Safety Impact and Qualitative Evidence

Audio typography is highly effective at bypassing content moderation. For instance, on MetaHarm, inserting benign spoken phrases reduces harmful content detection accuracy from 26.2% to 8.0% (Qwen2.5-Omni-7B), and the fraction of unsafe→safe misclassifications approaches 92%. This has direct implications for the deployment of MLLMs in security domains.

Figure 5: Successful targeted attack—a visually unchanged example is semantically overridden by injected target speech, leading to misclassification.

Figure 6: Clean control—the model prediction reflects the accurate, unperturbed content.

Figure 7: Content moderation bypass—benign manipulation of audio stream provokes a safe label, disregarding visually harmful content.

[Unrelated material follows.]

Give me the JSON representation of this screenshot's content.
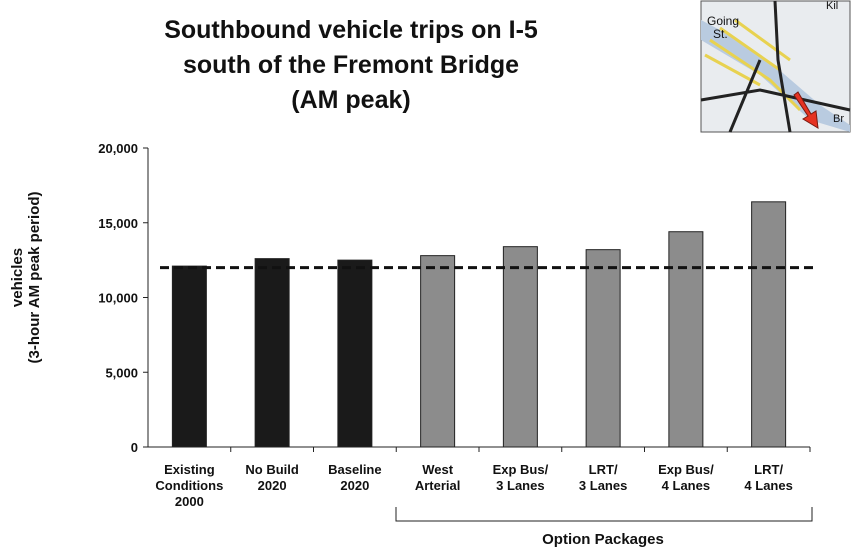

Implications and Future Directions

This study establishes that MLLMs are systematically susceptible to cross-modal typographic attacks, not just in domain-isolated scenarios, but in realistic, safety-critical settings. The findings highlight several directions for future AI development:

• Modality Robustness: There is a clear need for models with deeper semantic grounding and cross-modal consistency checks, ideally enforced at the architecture or training supervision level.
• Evaluation Protocols: Standardized multi-modal robustness benchmarks—including adversarially constructed, semantically rich distractors—should be required for real-world deployment certification.
• Human-in-the-loop Auditing: Given that stealthy attacks can bypass automated moderation, there is renewed urgency for human review in high-stakes environments.
• Perceptual Studies: Systematic human assessment of the perceptibility of adversarial cues is warranted; practical attacks must remain effective under user scrutiny.
• Defense Mechanisms: Possible blueprints include adversarial training leveraging multi-modal perturbations, mechanistic interpretability to diagnose failure modes, and explicit regularization toward inter-modality consistency.

Conclusion

Through comprehensive experiments, ablations, and qualitative analysis, this work demonstrates that audio-visual MLLMs exhibit acute vulnerability to cross-modal typographic steering—particularly via audio typography, where adversarial speech can direct model predictions even absent changes to visual evidence. Multi-modal coordination amplifies this risk. These findings underscore the urgency of developing models, benchmarks, and protocols that account for nuanced, semantically targeted adversarial scenarios. The implications for safe and robust MLLM deployment are immediate and significant.